しかし、このような労働者に対するメンタルヘルスケアは、そもそも企業に課された義務なのでしょうか。


 企業の義務としてのメンタルヘルスケアを考える上で留意しておきたいのが、2000年の電通事件最高裁判決です。この事案は、慢性的な長時間労働に従事していた労働者がうつ病を患い、自殺するに至った責任は会社側にあるとして、遺族である両親が会社に対して損害賠償を請求したというものです。最終的に、会社が約1億6,800万円を賠償することで和解が成立しています。

 この判決のポイントとして先ず挙げられるのは、長時間労働と自殺との因果関係を明確に認めた点です。長時間労働が原因でうつ病を患い、そのうつ病が原因で自殺に至った場合、本人の判断能力に関係なく因果関係ありとされました。

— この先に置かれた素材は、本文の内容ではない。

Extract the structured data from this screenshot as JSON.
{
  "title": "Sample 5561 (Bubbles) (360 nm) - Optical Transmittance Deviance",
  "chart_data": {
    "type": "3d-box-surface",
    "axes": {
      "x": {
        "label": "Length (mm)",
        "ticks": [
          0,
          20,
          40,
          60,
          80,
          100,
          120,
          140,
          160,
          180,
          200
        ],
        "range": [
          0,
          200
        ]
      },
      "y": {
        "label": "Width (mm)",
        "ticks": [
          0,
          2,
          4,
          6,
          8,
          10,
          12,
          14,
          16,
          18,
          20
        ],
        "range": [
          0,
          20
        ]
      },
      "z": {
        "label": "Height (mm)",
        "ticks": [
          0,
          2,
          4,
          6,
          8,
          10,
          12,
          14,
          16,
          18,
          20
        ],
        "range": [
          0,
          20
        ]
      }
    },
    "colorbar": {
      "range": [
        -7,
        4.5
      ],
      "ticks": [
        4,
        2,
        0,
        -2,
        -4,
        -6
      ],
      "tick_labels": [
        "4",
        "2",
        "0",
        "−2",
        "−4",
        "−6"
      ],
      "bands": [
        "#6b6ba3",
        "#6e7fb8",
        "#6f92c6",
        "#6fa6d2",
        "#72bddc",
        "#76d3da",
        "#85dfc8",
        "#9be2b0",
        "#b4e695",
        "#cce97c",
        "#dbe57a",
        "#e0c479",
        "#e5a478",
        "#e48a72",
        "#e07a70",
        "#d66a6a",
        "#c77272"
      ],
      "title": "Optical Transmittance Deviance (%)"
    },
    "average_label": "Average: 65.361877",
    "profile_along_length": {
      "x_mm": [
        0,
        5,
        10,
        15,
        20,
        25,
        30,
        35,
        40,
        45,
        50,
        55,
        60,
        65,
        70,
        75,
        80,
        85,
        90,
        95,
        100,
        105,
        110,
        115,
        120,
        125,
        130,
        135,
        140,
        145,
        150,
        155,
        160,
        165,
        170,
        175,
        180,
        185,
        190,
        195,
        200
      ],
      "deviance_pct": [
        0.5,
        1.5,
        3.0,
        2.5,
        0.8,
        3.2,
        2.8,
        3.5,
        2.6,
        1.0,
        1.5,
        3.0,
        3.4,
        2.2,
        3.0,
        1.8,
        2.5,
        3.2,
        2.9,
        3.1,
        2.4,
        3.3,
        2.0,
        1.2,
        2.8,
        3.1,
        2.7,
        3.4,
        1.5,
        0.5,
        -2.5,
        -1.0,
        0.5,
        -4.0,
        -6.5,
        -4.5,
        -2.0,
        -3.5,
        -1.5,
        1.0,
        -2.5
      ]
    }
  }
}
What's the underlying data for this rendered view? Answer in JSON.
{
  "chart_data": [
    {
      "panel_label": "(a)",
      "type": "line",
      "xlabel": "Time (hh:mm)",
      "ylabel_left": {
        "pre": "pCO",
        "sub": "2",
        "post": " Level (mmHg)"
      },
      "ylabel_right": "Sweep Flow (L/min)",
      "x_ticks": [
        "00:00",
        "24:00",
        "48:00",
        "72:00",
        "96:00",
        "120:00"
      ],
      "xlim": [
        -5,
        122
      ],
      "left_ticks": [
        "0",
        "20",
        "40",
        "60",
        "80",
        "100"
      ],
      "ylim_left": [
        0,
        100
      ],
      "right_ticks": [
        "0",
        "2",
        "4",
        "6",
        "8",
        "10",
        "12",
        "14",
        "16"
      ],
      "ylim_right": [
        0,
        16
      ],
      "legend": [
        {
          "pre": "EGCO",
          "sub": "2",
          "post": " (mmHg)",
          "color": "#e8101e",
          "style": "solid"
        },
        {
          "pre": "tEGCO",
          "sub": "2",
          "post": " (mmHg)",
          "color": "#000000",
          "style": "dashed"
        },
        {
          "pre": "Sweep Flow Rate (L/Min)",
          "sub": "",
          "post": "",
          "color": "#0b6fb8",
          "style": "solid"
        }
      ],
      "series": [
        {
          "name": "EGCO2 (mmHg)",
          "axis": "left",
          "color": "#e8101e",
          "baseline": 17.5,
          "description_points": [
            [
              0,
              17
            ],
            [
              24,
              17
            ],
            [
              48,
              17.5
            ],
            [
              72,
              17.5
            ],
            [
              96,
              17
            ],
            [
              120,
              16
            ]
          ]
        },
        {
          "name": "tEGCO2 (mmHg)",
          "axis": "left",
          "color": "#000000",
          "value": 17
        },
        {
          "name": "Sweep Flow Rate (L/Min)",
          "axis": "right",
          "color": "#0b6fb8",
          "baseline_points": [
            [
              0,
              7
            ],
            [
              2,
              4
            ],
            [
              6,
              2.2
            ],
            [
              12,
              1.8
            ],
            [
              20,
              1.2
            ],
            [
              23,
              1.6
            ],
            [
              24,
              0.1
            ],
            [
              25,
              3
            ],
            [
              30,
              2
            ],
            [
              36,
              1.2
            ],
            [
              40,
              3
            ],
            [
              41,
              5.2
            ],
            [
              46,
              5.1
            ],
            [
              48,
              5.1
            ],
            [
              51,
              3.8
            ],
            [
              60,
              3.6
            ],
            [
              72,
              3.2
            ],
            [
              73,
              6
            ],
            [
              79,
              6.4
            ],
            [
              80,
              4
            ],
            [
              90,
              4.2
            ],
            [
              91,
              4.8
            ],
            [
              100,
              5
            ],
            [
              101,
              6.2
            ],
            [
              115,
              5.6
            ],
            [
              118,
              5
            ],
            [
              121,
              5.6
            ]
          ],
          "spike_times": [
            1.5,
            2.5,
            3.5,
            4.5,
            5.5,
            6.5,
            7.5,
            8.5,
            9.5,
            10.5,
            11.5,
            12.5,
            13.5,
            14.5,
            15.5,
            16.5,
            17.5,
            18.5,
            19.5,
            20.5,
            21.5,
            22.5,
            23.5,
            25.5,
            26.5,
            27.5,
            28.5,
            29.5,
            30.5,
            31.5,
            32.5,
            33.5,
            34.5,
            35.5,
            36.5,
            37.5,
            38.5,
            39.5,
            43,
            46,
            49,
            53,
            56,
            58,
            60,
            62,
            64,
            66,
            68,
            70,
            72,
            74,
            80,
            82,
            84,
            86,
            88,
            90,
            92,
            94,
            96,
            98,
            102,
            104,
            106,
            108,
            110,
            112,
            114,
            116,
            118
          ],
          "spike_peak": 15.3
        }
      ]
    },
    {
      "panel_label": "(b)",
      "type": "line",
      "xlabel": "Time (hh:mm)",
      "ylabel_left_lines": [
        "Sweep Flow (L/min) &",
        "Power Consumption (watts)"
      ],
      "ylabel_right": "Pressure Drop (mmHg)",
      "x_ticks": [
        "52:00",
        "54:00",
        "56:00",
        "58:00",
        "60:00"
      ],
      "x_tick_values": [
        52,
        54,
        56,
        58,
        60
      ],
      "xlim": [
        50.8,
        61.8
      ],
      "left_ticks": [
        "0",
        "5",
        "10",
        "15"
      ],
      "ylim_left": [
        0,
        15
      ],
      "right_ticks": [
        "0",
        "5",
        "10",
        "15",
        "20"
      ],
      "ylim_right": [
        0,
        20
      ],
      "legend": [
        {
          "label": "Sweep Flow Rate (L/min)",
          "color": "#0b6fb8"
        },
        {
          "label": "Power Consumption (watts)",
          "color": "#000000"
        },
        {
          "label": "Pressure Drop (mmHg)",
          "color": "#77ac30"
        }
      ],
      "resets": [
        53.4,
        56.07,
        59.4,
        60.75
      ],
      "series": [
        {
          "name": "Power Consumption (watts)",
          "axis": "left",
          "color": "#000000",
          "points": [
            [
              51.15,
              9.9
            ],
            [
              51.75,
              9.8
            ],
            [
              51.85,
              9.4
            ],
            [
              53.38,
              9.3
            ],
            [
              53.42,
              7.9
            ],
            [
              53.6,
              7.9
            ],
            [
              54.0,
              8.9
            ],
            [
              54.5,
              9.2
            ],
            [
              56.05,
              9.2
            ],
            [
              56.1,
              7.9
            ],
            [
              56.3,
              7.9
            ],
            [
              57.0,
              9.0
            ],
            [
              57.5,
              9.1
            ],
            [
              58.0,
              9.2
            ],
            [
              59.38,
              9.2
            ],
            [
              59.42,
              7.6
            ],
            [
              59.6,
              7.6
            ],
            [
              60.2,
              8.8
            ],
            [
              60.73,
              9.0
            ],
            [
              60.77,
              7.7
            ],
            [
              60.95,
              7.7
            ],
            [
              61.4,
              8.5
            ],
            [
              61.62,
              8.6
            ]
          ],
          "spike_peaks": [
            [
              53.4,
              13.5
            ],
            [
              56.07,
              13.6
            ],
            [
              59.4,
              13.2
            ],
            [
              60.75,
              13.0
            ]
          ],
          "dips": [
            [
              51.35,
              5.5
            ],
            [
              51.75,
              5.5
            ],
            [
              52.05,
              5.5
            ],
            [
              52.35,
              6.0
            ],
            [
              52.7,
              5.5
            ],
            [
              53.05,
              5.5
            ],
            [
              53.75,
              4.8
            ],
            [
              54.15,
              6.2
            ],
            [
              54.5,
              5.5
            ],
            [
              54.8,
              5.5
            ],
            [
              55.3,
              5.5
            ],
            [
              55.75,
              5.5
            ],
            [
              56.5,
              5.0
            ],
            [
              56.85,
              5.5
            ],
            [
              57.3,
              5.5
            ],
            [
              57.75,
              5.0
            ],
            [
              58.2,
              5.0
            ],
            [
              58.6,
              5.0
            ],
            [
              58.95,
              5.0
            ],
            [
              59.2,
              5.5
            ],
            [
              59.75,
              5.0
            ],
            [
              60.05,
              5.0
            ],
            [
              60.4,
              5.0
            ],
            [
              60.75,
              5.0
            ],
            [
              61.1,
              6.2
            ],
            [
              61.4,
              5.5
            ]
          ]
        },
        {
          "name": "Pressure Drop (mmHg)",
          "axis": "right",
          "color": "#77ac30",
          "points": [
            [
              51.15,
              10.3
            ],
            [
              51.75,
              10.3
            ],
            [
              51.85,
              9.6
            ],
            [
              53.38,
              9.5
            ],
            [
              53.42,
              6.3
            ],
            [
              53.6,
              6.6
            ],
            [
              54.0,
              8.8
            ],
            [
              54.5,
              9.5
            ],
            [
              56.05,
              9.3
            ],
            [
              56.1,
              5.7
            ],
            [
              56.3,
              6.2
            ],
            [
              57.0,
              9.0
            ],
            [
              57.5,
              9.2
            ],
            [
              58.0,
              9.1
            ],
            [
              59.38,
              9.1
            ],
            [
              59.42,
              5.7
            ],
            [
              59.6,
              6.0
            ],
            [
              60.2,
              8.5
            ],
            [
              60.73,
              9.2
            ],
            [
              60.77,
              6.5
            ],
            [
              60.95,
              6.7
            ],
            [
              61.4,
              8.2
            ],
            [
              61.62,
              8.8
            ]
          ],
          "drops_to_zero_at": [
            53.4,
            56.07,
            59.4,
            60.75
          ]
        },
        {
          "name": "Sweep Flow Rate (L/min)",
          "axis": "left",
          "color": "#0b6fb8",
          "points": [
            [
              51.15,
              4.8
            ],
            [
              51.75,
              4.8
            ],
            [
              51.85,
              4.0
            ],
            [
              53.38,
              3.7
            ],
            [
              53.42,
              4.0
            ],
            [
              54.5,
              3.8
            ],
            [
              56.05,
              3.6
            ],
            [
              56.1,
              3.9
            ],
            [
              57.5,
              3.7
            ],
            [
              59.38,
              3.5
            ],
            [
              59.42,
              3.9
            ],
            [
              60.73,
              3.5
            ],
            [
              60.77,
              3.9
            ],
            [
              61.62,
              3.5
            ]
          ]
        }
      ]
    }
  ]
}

 もう一つの重要なポイントは、使用者及び管理監督者は、労働者の心の健康に対する注意義務を負うとされ、その義務違反が認められた点です。使用者は労働者に対し、業務の遂行に伴う疲労やストレスが過度に蓄積し、労働者の心身の健康を損なうことがないよう注意する義務を負います。また管理監督者についても、この注意義務の内容に従って、労働者に対し指揮監督を行うべきと示されました。
 そしてこの事案においては、管理監督者である上司について、労働者が著しい長時間労働に従事していること、それにより心身の健康が悪化していることを認識しながら対処を怠ったとして、会社の注意義務違反を認めています。


 上記の判例からもわかるように、労働者に対するメンタルヘルスケアを使用者・管理監督者に課された義務として、企業はきちんと捉えなければなりません。実際、この企業の義務については、今まで法律として具体的に規定されていた訳ではありませんでしたが、今回労働者に対するストレスチェックの義務化というかたちで法制化されるに至っています。このような流れの中で、労働者が精神疾患を抱えることによる法的リスクを企業は改めて認識し、労働者の心の病を防止する取り組みを進めていく必要があるでしょう。